Sie dachten, sie wären an der Macht, aber sie sind nur an der Regierung…

Dokumentiert

Zur Innenpolitik von Rot-Grün
aus: Arbeiterpolitik, Nr. 4, November 1999

Nur wenige Monate nach der Bundestagswahl scheinen die Verhältnisse auf den Kopf gestellt zu sein: Lob und Anerkennung der Regierungspläne durch die Vertreter der Banken, der Industrie, des Mittelstandes. Die deutschen Unternehmer im Schulterschluß mit der sozialdemokratisch-grünen Regierung warnen die Unionsparteien vor sozialem Populismus und fordern sie auf, den Sparhaushalt von Eichel und die Rentenpläne Riesters zu unterstützen. …Besser als jedes Lehrbuch des Marxismus es vermag, haben die Ereignisse der letzten Monate die wirklichen Machtverhältnisse in der kapitalistischen Gesellschaft aufgezeigt.

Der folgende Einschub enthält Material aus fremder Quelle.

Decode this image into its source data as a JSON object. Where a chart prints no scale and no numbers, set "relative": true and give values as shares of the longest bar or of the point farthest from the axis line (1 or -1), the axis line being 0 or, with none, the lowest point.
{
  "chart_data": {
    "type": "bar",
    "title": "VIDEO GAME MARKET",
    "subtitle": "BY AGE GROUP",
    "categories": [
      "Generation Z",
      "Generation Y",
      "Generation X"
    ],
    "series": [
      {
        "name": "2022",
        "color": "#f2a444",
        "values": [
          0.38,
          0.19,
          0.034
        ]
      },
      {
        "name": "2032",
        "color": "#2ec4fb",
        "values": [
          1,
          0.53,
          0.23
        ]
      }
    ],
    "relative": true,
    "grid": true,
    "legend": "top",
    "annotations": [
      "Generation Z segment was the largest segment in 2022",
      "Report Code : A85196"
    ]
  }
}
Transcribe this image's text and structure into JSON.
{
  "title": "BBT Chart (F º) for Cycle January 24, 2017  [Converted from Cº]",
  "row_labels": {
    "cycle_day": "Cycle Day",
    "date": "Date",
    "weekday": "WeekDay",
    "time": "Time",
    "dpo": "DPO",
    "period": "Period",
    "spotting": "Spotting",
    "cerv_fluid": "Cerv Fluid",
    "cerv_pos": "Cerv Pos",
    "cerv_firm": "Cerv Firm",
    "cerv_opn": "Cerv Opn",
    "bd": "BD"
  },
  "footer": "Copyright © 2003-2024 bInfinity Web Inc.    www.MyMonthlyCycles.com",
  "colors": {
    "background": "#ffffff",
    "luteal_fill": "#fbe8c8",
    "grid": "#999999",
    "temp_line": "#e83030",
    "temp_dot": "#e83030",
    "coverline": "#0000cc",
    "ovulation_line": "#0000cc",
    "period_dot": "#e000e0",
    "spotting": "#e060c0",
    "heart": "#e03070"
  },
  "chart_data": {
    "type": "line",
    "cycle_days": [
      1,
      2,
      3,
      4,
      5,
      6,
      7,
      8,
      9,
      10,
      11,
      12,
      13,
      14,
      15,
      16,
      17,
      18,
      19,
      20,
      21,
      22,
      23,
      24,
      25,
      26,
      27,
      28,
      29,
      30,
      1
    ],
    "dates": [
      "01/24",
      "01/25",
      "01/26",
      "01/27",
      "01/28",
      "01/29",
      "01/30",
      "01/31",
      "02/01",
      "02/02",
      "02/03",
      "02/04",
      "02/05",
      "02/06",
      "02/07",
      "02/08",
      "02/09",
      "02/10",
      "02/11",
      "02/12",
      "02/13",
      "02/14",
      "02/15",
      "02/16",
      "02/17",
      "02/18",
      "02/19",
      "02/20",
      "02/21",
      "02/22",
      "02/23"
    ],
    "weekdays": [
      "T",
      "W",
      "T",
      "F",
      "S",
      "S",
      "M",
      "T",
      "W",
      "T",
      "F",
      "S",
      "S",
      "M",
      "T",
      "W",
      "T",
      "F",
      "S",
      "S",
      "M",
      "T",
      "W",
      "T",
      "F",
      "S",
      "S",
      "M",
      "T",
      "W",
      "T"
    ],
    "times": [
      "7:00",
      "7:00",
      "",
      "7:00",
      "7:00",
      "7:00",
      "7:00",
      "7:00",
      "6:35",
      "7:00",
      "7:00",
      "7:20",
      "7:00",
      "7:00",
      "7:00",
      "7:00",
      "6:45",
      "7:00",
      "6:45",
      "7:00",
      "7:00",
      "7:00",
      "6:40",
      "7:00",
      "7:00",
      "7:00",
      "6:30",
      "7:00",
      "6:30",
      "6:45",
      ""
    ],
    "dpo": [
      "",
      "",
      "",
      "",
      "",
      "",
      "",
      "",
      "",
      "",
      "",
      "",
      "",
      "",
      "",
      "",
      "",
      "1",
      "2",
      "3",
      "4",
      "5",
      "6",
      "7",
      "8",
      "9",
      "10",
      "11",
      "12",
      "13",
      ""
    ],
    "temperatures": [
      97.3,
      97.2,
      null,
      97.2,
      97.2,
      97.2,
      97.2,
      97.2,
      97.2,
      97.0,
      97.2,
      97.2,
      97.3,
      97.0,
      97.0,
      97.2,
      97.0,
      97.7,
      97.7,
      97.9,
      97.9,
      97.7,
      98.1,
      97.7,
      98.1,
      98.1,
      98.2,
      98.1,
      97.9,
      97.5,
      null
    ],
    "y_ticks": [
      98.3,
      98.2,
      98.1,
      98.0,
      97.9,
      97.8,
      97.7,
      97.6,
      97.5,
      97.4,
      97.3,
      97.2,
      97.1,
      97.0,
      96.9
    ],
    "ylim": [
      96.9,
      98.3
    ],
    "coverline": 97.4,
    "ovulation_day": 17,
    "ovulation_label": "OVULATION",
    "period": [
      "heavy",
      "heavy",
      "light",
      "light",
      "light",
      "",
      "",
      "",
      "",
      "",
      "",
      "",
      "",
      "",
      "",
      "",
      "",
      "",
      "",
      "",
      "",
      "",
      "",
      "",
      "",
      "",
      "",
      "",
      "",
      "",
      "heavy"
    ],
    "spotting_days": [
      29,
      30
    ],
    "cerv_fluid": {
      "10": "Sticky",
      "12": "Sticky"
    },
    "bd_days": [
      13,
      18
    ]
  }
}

…16 Jahre nach dem Scheitern der Regierung Schmidt gibt es in der SPD keinen nennenswerten Widerstand gegen den Kurs von Kanzler Schröder. Die Sozialpolitiker sind an den Rand gedrängt, ihre Forderung, »die SPD müsse ihr soziales Gesicht wahren«, wird ein frommer Wunsch bleiben. Die sozialdemokratische Linke ist zur Bedeutungslosigkeit zusammengeschmolzen. Sie verfügt weder über eine politische Strategie noch wagt sie es, ihre Kritik am Regierungskurs in die Praxis umzusetzen. Bei den entscheidenden Abstimmungen beugt sie sich der Parteiräson.

…Was in den 60er und 70er Jahren noch als selbstverständliches Instrument staatlicher Wirtschaftspolitik galt, wird heute als sozialistisches Marterwerkzeug gebrandmarkt. Wo die herrschende Klasse offener und rücksichtsloser auftreten kann, da ist die politische und ideologische Vernebelung in der alten Form nicht mehr nötig. Nach dem Fall der Mauer konnte die Modernisierung der SPD in rasantem Tempo vorangetrieben werden. Sozialdemokratische Vorstellungen und Forderungen wurden nach und nach über Bord geworfen, praktisch alles, was bei der Anpassung an die kapitalistischen Notwendigkeiten im Wege stand. Der Markt und die Herstellung der bestmöglichen Wettbewerbsbedingungen für die deutsche Wirtschaft wurden zur heiligen Kuh erklärt, der sich alle staatlichen Handlungen unterzuordnen haben. …Die SPD hat sich politisch den Ideologen des »Neoliberalismus« in der Union soweit angenähert, daß die Unterschiede zwischen den beiden Volksparteien kaum noch auszumachen sind.

…Die rot-grüne Regierung versucht, auch in der Wirtschafts- und Sozialpolitik den Konsens mit den Unionsparteien und der FDP herzustellen. In den kommenden Jahren werden die wesentlichen Entscheidungen in einer unausgesprochenen, großen Koalition fallen, in der nur die PDS noch keinen Platz hat. Die SPD hat die Aufgabe übernommen, an der die CDU-FDP-Koalition zuletzt gescheitert war: die Einbindung der Gewerkschaften und der arbeitenden Bevölkerung durch das »Bündnis für Arbeit« in die große Koalition der staatstragenden Parteien und der Unternehmerverbände.

…Auch in und zwischen den Gewerkschaften wachsen die Widersprüche, werden die Fronten klarer. Viele, die trotz aller Kritik noch den politischen Vertreter der Gewerkschaften in der SPD gesehen haben, sind maßlos enttäuscht und desillusioniert. Innerhalb der zersplitterten Gewerkschaftslinken haben auf örtlicher und bundesweiter Ebene die ersten Treffen stattgefunden, auf denen über eine gemeinsame politische Grundlage gegen den Anpassungskurs diskutiert wurde. Die Frage, wollen wir zulassen, daß die Gewerkschaften auch in Zukunft als Anhängsel der Regierungspolitik sich den Interessen der Unternehmer beugen und wie die Lemminge der Sozialdemokratie in die Selbstaufgabe folgen, oder nehmen wir die politische Auseinandersetzung in und außerhalb der Gewerkschaften auf?